The cumulative motion envelope. A small element moving in a big stage leaves a small bright box, and the cells zoom into it instead of wasting themselves on static chrome.

Then the selection walks evenly along cumulative motion instead of time, so the dead hold collapses to a single labeled jump (that +1.7s back in the selection rung) while the two slides get sampled densely. Duration is irrelevant; only motion spends cells.

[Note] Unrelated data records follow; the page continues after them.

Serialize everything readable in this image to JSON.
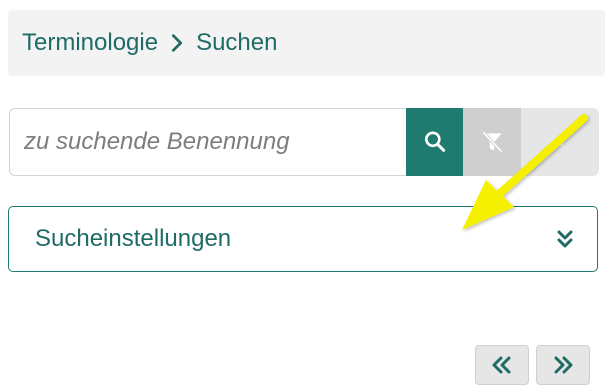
{
  "breadcrumb": {
    "items": [
      {
        "label": "Terminologie"
      },
      {
        "label": "Suchen"
      }
    ],
    "separator_icon": "chevron-right-icon"
  },
  "search": {
    "placeholder": "zu suchende Benennung",
    "value": "",
    "search_button_icon": "search-icon",
    "filter_button_icon": "filter-off-icon",
    "third_button_icon": "caret-left-icon"
  },
  "settings": {
    "label": "Sucheinstellungen",
    "expand_icon": "chevrons-down-icon"
  },
  "pager": {
    "prev_icon": "chevrons-left-icon",
    "next_icon": "chevrons-right-icon",
    "prev_label": "«",
    "next_label": "»"
  },
  "colors": {
    "accent": "#1f7a70",
    "text": "#1f6b66",
    "annotation_arrow": "#f5f000"
  }
}
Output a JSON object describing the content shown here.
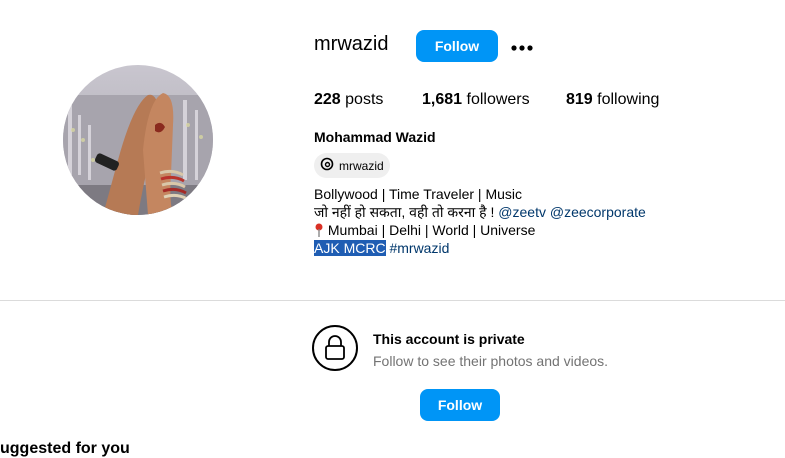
{
  "profile": {
    "username": "mrwazid",
    "follow_label": "Follow",
    "more_icon": "more-horizontal-icon",
    "stats": {
      "posts_count": "228",
      "posts_label": "posts",
      "followers_count": "1,681",
      "followers_label": "followers",
      "following_count": "819",
      "following_label": "following"
    },
    "full_name": "Mohammad Wazid",
    "threads_handle": "mrwazid",
    "bio": {
      "line1": "Bollywood | Time Traveler | Music",
      "line2_text": "जो नहीं हो सकता, वही तो करना है !",
      "mention1": "@zeetv",
      "mention2": "@zeecorporate",
      "line3": "Mumbai | Delhi | World | Universe",
      "line4_selected": "AJK MCRC",
      "hashtag": "#mrwazid"
    }
  },
  "private_notice": {
    "title": "This account is private",
    "subtitle": "Follow to see their photos and videos.",
    "follow_label": "Follow"
  },
  "suggested": {
    "heading": "uggested for you"
  },
  "colors": {
    "accent": "#0095f6",
    "mention": "#00376b",
    "selection": "#1f5db3"
  }
}
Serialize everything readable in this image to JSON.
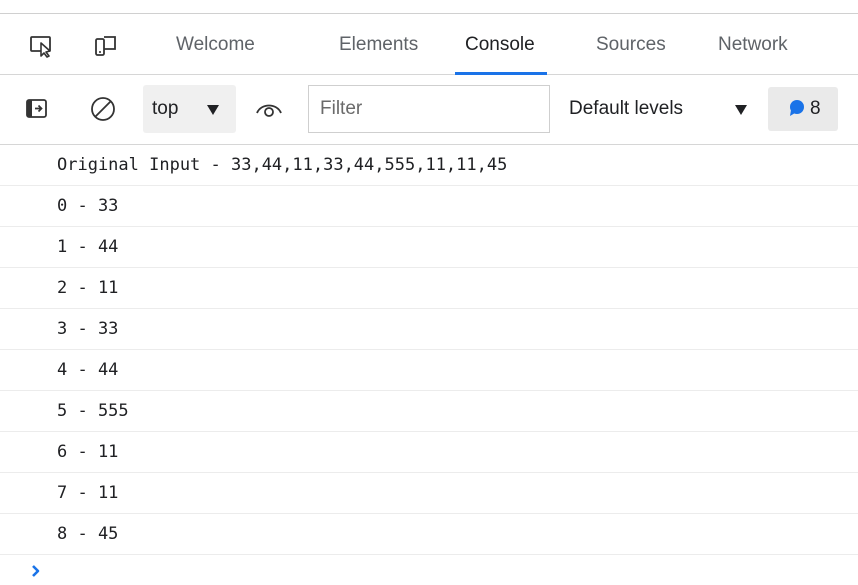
{
  "tabbar": {
    "icons": [
      "inspect-element-icon",
      "device-toolbar-icon"
    ],
    "tabs": [
      {
        "label": "Welcome",
        "active": false
      },
      {
        "label": "Elements",
        "active": false
      },
      {
        "label": "Console",
        "active": true
      },
      {
        "label": "Sources",
        "active": false
      },
      {
        "label": "Network",
        "active": false
      }
    ],
    "accent_color": "#1a73e8"
  },
  "toolbar": {
    "icons": [
      "sidebar-toggle-icon",
      "clear-console-icon",
      "live-expression-eye-icon",
      "message-bubble-icon"
    ],
    "context_label": "top",
    "filter_placeholder": "Filter",
    "levels_label": "Default levels",
    "message_count": "8",
    "badge_color": "#1a73e8"
  },
  "console": {
    "lines": [
      "Original Input - 33,44,11,33,44,555,11,11,45",
      "0 - 33",
      "1 - 44",
      "2 - 11",
      "3 - 33",
      "4 - 44",
      "5 - 555",
      "6 - 11",
      "7 - 11",
      "8 - 45"
    ],
    "prompt_color": "#1a73e8"
  }
}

A note on frame rate. A browser screenshot has a floor. page.screenshot lands around 40 to 50 ms when it’s clipping a real chunk of the page, so maybe 20 frames a second; the bottleneck is encoding the PNG, which scales with the clipped area, so a tight clip climbs back toward 60. Either way it isn’t enough for a 200 ms transition on its own. Slowdown is the multiplier: your effective resolution is capture_fps × slowdown. Capture at 20 fps, slow the animation 6×, and you’re sampling the native motion as if you had a 120 fps camera. That’s how a screenshot loop that can’t catch a fast transition ends up reading it frame by frame.

And you don’t have to cram a long animation into one sheet. Capture the whole thing, then build a sheet per phase, or point the agent at just the window where the bug lives. The sheet is cheap; make as many as the motion deserves.

Where it should live

The eventual home for this is probably a browser-automation MCP server: one that runs the capture in-process and hands back the finished sheet, so any agent gets motion perception without orchestrating shell commands at all. That closes the last gap. The round-trip latency that makes a naive “screenshot every 60 ms” approach miss the cadence goes away when the capture never leaves the browser process.

But the core idea needs none of that. If your agent is editing animations and confidently telling you they’re fixed, hand it a contact sheet. It’ll start catching the things it’s been blind to.